Winnetka’s Rediscovered Regionalist
Gazette Article by: Barbara Joyce
Appeared in the Gazette: Winter 1996
It was an unconventional relationship. He stayed home; she commuted to the city. He painted, cooked, gardened, and helped with their child. She took the 8:20 a.m. train to her job as an art designer on State Street and paid the bills. He was Herman Menzel, the artist with a rich palette and poetic vision. She was Willa Hamm Menzel, who believed in her husband’s talent so much that she supported him both financially and emotionally throughout their marriage.
Now, eight years after her husband’s death, she continues her mission to bring Herman Menzel the recognition she believes he deserves. An exhibition of his paintings, “A Rediscovered Regionalist: Herman Menzel,” was on view at the Chicago Historical Society from January to April, 1994. Currently, many of his drawings, watercolors, and oil paintings are being exhibited at the First National Bank of Winnetka, where they will remain until March 6, 1996.
They met at the Chicago Academy of Art, where they were students. “I recognized he was a marvelous artist in 1923,” Willa said recently. “He drew with a pen and ink better than any of the instructors.” They married in 1933 and lived on the South Side.

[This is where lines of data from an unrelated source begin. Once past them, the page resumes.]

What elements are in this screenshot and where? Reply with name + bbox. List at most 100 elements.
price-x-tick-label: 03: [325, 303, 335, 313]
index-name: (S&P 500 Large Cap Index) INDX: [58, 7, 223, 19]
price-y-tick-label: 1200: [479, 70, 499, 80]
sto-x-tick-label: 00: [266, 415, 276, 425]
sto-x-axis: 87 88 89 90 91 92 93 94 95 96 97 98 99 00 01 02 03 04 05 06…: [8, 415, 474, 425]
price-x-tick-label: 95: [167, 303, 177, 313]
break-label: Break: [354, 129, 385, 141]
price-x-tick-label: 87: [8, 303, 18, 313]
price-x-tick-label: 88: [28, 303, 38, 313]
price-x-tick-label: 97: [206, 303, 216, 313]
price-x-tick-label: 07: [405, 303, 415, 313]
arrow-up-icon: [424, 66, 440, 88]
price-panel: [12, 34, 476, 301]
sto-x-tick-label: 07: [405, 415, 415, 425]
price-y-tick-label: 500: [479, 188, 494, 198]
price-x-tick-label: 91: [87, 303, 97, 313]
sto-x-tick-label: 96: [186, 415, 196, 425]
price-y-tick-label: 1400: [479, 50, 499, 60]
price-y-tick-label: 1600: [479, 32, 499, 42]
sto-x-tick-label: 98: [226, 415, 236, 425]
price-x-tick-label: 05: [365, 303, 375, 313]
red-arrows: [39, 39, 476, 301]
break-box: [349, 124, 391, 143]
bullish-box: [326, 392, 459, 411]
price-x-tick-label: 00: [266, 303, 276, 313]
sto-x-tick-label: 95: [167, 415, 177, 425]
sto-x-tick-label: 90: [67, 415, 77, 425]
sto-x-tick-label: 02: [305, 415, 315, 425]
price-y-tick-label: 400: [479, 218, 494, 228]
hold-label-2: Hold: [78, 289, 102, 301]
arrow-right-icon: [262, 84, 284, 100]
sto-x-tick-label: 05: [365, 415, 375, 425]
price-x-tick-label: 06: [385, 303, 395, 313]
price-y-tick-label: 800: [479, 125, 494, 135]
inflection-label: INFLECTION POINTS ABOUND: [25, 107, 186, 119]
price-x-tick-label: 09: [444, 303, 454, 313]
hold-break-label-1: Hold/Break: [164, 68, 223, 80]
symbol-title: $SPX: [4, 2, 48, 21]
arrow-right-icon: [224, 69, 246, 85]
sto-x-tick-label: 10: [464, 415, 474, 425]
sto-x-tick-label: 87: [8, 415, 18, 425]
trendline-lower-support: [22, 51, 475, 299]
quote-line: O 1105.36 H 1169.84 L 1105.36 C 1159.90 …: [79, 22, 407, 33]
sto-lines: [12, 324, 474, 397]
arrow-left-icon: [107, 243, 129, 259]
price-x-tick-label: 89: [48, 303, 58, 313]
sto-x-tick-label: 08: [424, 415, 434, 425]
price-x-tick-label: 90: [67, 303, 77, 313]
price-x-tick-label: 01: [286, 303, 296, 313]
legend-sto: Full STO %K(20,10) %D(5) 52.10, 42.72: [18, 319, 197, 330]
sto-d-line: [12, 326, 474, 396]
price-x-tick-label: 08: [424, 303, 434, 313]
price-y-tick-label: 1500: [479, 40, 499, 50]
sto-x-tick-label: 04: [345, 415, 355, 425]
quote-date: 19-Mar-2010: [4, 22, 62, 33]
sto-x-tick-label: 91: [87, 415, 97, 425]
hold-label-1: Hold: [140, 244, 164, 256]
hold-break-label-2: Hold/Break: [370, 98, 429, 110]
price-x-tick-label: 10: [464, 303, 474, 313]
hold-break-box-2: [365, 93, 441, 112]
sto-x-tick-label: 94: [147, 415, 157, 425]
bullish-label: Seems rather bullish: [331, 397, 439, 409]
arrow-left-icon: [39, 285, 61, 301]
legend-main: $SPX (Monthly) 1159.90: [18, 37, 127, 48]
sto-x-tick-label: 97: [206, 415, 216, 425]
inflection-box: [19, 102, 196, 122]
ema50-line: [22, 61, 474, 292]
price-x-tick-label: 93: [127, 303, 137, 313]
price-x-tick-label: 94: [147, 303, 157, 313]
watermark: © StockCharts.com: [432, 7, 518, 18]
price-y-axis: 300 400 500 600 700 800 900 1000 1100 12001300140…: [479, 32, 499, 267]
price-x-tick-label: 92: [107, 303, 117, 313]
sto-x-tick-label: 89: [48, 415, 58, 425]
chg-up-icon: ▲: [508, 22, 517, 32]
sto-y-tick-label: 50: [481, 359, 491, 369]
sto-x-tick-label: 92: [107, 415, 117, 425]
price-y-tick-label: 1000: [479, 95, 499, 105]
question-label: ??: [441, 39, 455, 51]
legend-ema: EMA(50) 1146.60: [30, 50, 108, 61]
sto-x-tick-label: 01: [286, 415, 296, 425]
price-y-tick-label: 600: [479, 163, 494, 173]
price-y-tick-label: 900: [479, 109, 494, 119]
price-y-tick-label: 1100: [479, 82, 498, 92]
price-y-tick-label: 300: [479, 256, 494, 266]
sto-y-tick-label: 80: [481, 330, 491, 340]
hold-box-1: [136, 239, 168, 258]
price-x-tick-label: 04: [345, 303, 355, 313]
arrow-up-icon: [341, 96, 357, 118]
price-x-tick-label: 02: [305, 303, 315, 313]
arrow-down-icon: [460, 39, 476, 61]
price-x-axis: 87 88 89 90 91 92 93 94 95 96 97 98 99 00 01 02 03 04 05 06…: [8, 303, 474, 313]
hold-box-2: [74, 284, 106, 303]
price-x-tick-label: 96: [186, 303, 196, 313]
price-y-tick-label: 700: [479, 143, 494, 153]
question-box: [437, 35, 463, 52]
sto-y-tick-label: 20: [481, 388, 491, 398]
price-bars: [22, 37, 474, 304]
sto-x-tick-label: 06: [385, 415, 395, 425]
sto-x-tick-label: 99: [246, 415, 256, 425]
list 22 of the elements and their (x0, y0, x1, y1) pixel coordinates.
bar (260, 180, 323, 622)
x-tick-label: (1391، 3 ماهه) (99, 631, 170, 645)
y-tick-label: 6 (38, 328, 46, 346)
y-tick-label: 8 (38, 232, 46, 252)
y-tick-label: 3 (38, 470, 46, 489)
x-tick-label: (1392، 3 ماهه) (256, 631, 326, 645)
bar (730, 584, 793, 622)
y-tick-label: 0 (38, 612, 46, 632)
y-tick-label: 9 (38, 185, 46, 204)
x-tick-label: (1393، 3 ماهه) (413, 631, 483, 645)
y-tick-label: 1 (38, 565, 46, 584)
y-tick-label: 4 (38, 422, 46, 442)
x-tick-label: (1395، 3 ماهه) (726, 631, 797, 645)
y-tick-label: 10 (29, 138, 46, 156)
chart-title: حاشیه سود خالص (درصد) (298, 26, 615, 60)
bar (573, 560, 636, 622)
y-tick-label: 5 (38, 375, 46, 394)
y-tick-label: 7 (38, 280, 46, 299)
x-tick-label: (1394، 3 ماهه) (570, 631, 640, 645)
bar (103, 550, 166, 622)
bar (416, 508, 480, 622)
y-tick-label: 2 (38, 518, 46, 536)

In 1943 they moved with their one-year-old son to the Civil War-era house in Hubbard Woods where Willa had grown up. She bought the home, situated on an acre of land on Scott Avenue, from her father. On this property, “out by the woods,” Herman built his studio. Here, Willa recalled, “he painted all day, if the light was right.”
With the exception of two oils of the municipal electric plant, Menzel did not paint scenes of the North Shore. Rather, his paintings depict scenes of Chicago’s industrial landscape, its working-class neighborhoods, and the urban lake front. Other works include scenes that were dear to his own heart: the wilderness and fishing.
In spite of his talent and dedication, Menzel exhibited rarely and retained most of his work. He did not socialize with critics, dealers, or fellow artists. He had not attended the Art Institute, considered the Midwest’s premiere art academy. “If you didn’t go to school there, they didn’t pay attention to you,” said Willa.
Furthermore, Menzel was deaf by the age of 30. This, combined with his suburban isolation, contributed to his estrangement from the art scene of his time. He did not have to peddle his works in the marketplace, thanks to Willa’s successful career. He had the freedom to pursue the subjects of his own choice. “He never compromised,” said his widow.
The images of solitude and marginality that his canvases evoke are the result of Menzel’s choice and circumstances. He was fortunate to have a wife who provided for him during his lifetime, and we are fortunate that she has persevered in presenting his art to the public.